Connect-AzAccount doesn't take -AuthScope with -AccessToken

[prateekprshr-nith]

Description

• We use Connect-AzAccount in an environment, where we only have an access token.
• User can't login interactively and no credentials are available. Thus, we can' use -Credential as well.
• But we have to use data plane cmdlets of Az.Attestation, which requires us to use -AuthScope Attestation with Connect-AzAccount. Here is how our cmdlet looks like Connect-AzAccount -AuthScope Attestation -AccessToken <token> -<other common arguments>.
• But above invocation doesn't work since -AccessToken and -AuthScope can't be used together in same parameter set.
• This poses a blocker for us since we only have an access token for connecting to Azure.

Our questions:

• Why are -AccessToken and -AuthScope mutually exclusive?
• What is our alternative? We can' use interactive authentication or -Credential as well.

Issue script & Debug output

Not providing due to sensitive nature of logs. Let me know if they are absolutely needed.

Environment data

Name                           Value
----                           -----
PSVersion                      5.1.25398.469
PSEdition                      Desktop
PSCompatibleVersions           {1.0, 2.0, 3.0, 4.0...}
BuildVersion                   10.0.25398.469
CLRVersion                     4.0.30319.42000
WSManStackVersion              3.0
PSRemotingProtocolVersion      2.3
SerializationVersion           1.1.0.1

Module versions

2.13.1     Az.Accounts
 6.11.2     Az.Resources
 2.0.0      Az.Attestation

Error output

Parameter set cannot be resolved using the specified named parameters. One or more parameters issued cannot be used together or an insufficient number of parameters were provided.

[isra-fel]

Hi @prateekprshr-nith
Ultimately we recommend signing in using service principals / managed identities for best the security, but to answer your questions:

• The reason why AuthScope and AccessToken are mutually exclusive is that they serve different purposes. AuthScope specifies scopes other than ARM (azure resource manager) that you want to explicitly authenticate with. Natually you need credentials to authenticate. AcessToken is designed to work-around authentication by simply setting the access token into Azure PowerShell. Note that the token of management plane (ARM) and data plane are different. So the cmdlet would have looked like Connect-AzAccount -AccessToken <ARM token> -AttestationAccessToken <attestation token>.
• let me discuss with team to understand if there's workaround
• let me also loop in Attestation team

[microsoft-github-policy-service]

Thanks for the feedback! We are routing this to the appropriate team for follow-up. cc @anilba06.

[isra-fel]

Currently the only workaround is to send the request via "Invoke-WebRequest". You can configure the header to include the attestation token for authentication. But the downside is that it's a general purpose cmdlet so it'll be messy to process the input/output.

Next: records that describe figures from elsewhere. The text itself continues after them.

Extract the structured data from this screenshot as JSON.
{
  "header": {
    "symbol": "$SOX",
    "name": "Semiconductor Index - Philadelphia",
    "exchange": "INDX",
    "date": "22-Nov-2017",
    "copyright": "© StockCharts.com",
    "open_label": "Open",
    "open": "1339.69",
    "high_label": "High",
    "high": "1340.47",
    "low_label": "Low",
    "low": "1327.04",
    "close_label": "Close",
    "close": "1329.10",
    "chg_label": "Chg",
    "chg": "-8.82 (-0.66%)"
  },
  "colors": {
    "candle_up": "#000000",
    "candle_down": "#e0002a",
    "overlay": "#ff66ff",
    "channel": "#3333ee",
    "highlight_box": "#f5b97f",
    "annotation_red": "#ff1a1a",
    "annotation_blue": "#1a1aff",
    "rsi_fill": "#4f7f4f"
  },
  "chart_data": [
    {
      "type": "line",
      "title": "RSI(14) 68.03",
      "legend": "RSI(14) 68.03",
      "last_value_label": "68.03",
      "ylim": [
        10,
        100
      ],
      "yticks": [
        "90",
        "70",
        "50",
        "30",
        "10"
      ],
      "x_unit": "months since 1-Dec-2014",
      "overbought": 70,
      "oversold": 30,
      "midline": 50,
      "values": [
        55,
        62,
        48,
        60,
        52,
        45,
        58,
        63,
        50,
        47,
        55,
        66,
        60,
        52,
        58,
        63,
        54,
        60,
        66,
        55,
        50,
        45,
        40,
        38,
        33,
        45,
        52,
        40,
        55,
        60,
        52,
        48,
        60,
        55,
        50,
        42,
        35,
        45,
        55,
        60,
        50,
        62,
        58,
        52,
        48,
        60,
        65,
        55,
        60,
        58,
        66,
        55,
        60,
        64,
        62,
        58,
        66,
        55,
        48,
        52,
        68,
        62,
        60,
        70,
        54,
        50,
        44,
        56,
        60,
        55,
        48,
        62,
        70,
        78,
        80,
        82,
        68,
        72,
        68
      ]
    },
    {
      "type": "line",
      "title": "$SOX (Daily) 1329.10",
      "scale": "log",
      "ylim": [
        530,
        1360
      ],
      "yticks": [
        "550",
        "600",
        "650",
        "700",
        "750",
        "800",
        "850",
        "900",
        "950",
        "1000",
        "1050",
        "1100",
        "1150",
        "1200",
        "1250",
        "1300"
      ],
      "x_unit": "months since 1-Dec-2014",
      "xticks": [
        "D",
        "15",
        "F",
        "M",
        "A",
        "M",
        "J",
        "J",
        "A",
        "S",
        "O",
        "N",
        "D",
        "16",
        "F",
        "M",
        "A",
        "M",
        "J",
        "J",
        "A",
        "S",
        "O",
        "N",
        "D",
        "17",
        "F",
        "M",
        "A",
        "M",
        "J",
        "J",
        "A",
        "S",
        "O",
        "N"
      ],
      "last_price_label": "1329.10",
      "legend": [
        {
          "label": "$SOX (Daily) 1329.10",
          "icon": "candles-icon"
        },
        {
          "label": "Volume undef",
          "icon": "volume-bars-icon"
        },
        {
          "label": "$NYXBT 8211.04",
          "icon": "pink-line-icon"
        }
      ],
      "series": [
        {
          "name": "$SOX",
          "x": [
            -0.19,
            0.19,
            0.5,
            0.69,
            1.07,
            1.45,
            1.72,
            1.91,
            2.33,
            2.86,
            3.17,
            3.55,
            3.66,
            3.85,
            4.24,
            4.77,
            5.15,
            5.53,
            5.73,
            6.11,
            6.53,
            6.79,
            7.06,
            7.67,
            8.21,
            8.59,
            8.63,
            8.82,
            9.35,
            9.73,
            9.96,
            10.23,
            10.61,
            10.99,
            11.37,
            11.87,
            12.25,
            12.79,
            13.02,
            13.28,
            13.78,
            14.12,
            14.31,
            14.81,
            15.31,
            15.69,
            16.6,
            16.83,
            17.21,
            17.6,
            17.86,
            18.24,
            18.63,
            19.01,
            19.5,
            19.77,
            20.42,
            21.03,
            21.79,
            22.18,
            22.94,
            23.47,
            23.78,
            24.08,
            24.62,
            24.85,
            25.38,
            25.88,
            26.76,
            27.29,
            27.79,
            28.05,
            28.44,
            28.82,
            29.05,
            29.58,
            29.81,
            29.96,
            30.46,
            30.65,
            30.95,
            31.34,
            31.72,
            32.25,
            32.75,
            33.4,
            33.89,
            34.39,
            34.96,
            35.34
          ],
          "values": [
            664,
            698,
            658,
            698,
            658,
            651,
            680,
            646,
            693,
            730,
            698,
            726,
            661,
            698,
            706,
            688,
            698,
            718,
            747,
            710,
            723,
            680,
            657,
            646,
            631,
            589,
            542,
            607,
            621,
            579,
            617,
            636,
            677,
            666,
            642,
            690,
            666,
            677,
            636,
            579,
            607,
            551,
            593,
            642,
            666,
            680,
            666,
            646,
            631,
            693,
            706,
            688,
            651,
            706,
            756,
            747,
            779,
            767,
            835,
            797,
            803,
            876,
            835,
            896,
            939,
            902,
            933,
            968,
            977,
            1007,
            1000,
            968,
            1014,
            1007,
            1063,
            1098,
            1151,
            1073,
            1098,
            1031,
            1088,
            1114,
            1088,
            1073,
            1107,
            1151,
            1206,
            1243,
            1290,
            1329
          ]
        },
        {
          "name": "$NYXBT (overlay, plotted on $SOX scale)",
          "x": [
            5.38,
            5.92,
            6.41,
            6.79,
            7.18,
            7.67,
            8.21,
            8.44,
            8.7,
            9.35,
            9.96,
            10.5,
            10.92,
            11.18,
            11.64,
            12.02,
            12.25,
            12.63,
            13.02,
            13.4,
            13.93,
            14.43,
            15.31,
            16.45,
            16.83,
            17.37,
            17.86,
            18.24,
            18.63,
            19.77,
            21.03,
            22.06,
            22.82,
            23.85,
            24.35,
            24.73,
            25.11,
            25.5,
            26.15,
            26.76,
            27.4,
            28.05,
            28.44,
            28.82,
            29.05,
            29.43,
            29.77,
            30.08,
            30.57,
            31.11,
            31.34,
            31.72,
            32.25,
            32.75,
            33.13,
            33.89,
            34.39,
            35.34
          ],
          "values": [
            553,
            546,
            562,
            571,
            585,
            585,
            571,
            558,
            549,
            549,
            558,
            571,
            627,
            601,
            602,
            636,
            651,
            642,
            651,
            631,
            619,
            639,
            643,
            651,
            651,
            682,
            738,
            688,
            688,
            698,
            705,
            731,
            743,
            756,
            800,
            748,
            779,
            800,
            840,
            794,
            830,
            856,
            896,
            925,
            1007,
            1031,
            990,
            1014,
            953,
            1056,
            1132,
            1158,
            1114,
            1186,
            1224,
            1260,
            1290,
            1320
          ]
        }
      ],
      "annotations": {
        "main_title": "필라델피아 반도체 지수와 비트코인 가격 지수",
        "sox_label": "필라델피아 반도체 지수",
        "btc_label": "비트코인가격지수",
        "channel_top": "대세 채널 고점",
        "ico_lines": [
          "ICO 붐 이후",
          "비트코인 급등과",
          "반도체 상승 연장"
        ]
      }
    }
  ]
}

Are you sure there's absolutely no other way to authenticate except for using raw tokens?

[prateekprshr-nith]

@isra-fel, thank you for your response. And you are right. Our execution environment is pretty constrained, and we only have access to raw tokens. However, we do have ability to get a token for ARM scope and Attestation scope as well. Is Connect-AzAccount -AccessToken <ARM token> -AttestationAccessToken <attestation token> a possibility?

And also, let us say that we do Connect-AzAccount -AccessToken <ARM Token> and then invoke the data plane cmdlets Set-AzAttestationPolicy. Do the data plane cmdlets not have the ability to request for data plane scope tokens? I reason I say that is because when I do simply Connect-AzAccount with interactive authentication and without any AuthScope, the cmdlet Set-AzAttestationPolicy still ends up requesting for an Attestation token. Why is this behavior not present with if Connect-AzAccount -AccessToken <ARM token> is used?

[isra-fel]

Is Connect-AzAccount -AccessToken -AttestationAccessToken a possibility?

Yes, and that is what we need to work with Attestation team to support. ( @anilba06 )

Do the data plane cmdlets not have the ability to request for data plane scope tokens?

They do, but only if you sign in with actual credentials. When authenticating Az.Accounts will not only retrieve an access token but also a refresh token. The refresh token will be used to redeem another access token for attestation automatically.
However signing in with -AccessToken skipped authentication therefore these won't be any refresh token to redeem access token for attestation.

[prateekprshr-nith]

I see, thank you @isra-fel

1. Also, is it by design to not request for a refresh token with -AccessToken? Just trying to understand.
2. From my experience with Connect-AzAccount, I see that it will only succeed if the -AccessToken is for ARM. In that sense, can this token be not used to obtain a refresh token? Sorry for the simplification, if it is actually more complex.